Scholten, whose mental competence fluctuated during the past three years depending on whether he was on or off medication, asked Judge Ken Gnoss to "let the nightmare be over" and send him home to his family.

He said "death would have been a better sentence."

"The laws are too strict. We need more mercy and compassion shown to boneheads like me. It's time to start forgiving and time for peace."

"Free the people," Scholten concluded.

Scholten was charged in connection with setting four fires at three unoccupied Healdsburg businesses within five blocks of each other between Feb. 15 and 19, 2006. The fires caused an estimated $500,000 in damage.

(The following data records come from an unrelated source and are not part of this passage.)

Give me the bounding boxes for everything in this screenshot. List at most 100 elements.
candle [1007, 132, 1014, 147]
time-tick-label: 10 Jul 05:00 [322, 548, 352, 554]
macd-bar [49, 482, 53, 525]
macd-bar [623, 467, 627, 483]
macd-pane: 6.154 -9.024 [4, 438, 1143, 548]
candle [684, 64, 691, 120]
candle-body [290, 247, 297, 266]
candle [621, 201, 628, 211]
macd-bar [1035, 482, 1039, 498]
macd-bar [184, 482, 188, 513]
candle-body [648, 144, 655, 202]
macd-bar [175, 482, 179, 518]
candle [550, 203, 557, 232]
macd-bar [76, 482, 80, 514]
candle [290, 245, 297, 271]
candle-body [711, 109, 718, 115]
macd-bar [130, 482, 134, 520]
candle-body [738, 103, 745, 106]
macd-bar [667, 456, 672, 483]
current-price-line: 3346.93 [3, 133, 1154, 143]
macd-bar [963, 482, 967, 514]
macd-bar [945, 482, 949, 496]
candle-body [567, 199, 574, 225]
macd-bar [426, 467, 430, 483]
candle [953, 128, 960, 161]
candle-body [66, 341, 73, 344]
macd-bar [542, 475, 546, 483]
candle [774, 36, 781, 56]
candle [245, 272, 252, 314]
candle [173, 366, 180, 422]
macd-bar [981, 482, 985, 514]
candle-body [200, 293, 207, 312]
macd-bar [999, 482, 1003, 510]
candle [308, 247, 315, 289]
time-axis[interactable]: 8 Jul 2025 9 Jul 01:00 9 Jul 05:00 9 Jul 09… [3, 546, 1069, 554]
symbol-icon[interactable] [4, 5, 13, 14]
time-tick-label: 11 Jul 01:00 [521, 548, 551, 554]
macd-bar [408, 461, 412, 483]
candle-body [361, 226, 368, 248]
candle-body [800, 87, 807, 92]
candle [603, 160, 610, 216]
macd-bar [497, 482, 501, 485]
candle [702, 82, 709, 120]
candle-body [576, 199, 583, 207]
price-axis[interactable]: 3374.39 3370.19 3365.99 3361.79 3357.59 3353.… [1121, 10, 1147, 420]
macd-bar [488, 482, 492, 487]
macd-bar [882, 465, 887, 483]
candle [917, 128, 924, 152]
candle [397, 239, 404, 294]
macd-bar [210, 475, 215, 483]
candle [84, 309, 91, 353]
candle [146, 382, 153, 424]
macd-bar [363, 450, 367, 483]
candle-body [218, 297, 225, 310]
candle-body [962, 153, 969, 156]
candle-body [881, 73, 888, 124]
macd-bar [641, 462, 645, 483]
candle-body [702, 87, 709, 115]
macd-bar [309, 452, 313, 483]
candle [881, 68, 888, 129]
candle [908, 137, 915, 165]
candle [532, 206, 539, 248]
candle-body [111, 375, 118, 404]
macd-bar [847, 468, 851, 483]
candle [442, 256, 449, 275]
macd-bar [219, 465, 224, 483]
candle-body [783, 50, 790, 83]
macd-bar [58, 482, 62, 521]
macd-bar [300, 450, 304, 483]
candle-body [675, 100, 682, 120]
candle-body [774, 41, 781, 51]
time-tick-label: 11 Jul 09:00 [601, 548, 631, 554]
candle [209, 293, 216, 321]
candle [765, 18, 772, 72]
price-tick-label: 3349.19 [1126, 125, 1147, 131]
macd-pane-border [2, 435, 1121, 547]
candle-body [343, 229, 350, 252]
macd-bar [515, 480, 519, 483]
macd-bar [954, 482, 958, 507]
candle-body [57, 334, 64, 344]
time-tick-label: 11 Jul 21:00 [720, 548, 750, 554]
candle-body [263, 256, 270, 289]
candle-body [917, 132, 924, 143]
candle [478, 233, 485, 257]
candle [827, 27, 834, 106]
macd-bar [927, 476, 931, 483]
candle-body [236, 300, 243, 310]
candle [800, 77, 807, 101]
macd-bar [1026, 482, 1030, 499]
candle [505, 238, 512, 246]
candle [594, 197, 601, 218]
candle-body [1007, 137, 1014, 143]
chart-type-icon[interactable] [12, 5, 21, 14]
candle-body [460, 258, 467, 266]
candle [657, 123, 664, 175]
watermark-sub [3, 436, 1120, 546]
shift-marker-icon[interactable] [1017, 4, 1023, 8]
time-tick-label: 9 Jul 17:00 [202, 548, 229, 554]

He was arrested after a woman told police she recorded a conversation with Scholten during which he admitted setting the fires.

He was held to answer to the arson charges after a preliminary hearing but never went to trial.

Psychologists who examined him over the years gave conflicting opinions on Scholten's ability to understand the legal proceedings. At one point Scholten said he believed Mitchell had magical powers that would enable him to be freed and avoid a trial. On more than one occasion he told court personnel he just wanted to go home.

He spent some of his time in custody at Atascadero State Hospital.

He pleaded no contest in May to two of the four felony arson charges, both of which count as strikes. The two other charges were dismissed as part of the plea agreement.

Gnoss told Scholten another felony conviction would be his third strike, subjecting him to a 25-years-to-life prison term.

Mitchell said Scholten will probably be on parole for three or four years after he gets out of prison.

Gnoss also ordered Scholten to pay more than $30,000 in restitution to the Healdsburg, Rincon Valley and Windsor fire departments that responded to the fires.